Lobisheim, ein Schauplatz in Rheinhessen?
Die Einwohner meines Heimatdorfes werden die Kirche auf dem Bild unten sofort erkennen und sagen: „Das ist nicht Lobisheim! Das ist die katholische Kirche von Lonsheim. Und außerdem: Lobisheim gibt’s doch gar nicht!“
Und sie haben Recht. Das Dorf Lobisheim ist frei erfunden. Aber warum überhaupt ein Dorf, das es gar nicht gibt? Und was haben ferne Galaxien damit zu tun?

Für meinen Roman „Das rätselhafte Drachenmal“ brauchte ich ein idyllisches Dorf in Rheinhessen. Was läge da näher, als meinen eigenen Wohnort Lonsheim zu nehmen? Da kenne ich mich aus.
ABER…
Meine Protagonistin Dorotea geht im Schlosspark spazieren. In Lonsheim gibt es eine Schlossgasse. Es soll laut einer alten Karte sogar mal eine Burg gegeben haben, aber davon ist weit und breit nichts mehr zu sehen. Mit Sicherheit besaß die Burg auch einen Garten, aber der Karte nach war es ein quadratischer, formell angelegter Bereich mit geraden Kieswegen und exakt beschnittenen niedrigen Hecken.

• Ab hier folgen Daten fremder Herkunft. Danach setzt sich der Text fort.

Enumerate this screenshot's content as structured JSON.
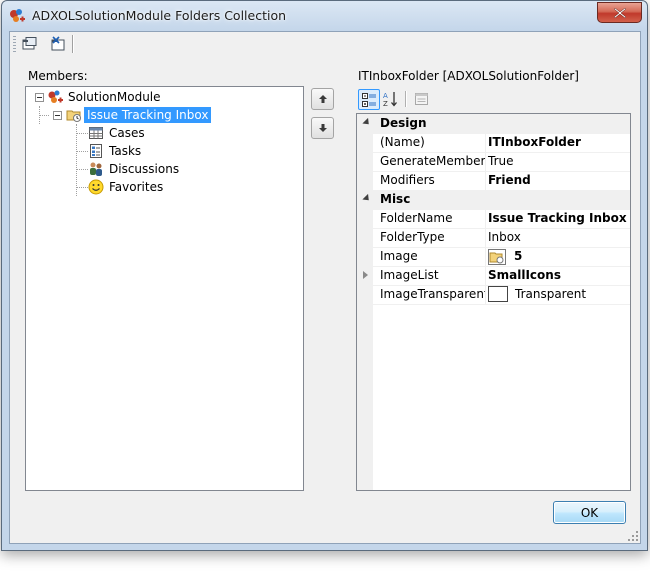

Der Schlosspark in meiner Geschichte sieht ganz anders aus: Wege schlängeln sich zwischen uralten Bäumen hindurch und geben immer wieder den Blick frei auf weitläufige Wiesen. Im Frühling säumen blühende Büsche die Wege, im Sommer laden die Wiesen zum Sonnenbaden ein und im Winter knirscht der Schnee unter deinen Schuhen…
Die in Lonsheim vorhandenen Gegebenheiten übernehmen und einfach „ein bisschen Geschichte dazuerfinden“ ging also nicht.
Ein weiteres Problem war die Gärtnerei, die Ella, Doroteas Adoptivmutter, im Roman betreibt. In Lonsheim und in der näheren Umgebung gibt es keine Gärtnerei, die ich einfach so als Vorlage hätte nehmen können.
Weltenbau im Kleinen
Also musste ich das Dorf neu erfinden.
Gefühlt endet jeder zweite Ortsname in Rheinhessen auf -heim. Daher war es klar, dass der Name meines Fantasiedorfes ebenfalls auf -heim enden musste. Die Endung stand also fest, jetzt fehlte nur noch der erste Teil. Ich probierte ein bisschen herum mit verschiedenen Buchstabenkombinationen, bis „Lobisheim“ auf dem Zettel stand.
Fun Fact: im Roman beschreibe ich einmal den Weg von Lobisheim zur Gärtnerei. Es ist ungefähr der Weg von Lonsheim via Flonheim nach Armsheim. Aber dort, wo ich die Gärtnerei platziert habe, gibt es in Wahrheit nur Felder. Kein einziges Gebäude und schon gar keine Gewächshäuser…
Und da ist noch das Haus, das Ella an ihre Stieftochter Dorotea vererbt. Es liegt gegenüber dem Schlosspark, ein vornehmes Gründerzeit-Haus in einer Villengegend. In Lonsheim gibt es ein Haus, das „die weiße Villa“ genannt wird. Aber ein Haus reicht für eine Villengegend nicht aus. Also musste ich auch diese Gegend erfinden.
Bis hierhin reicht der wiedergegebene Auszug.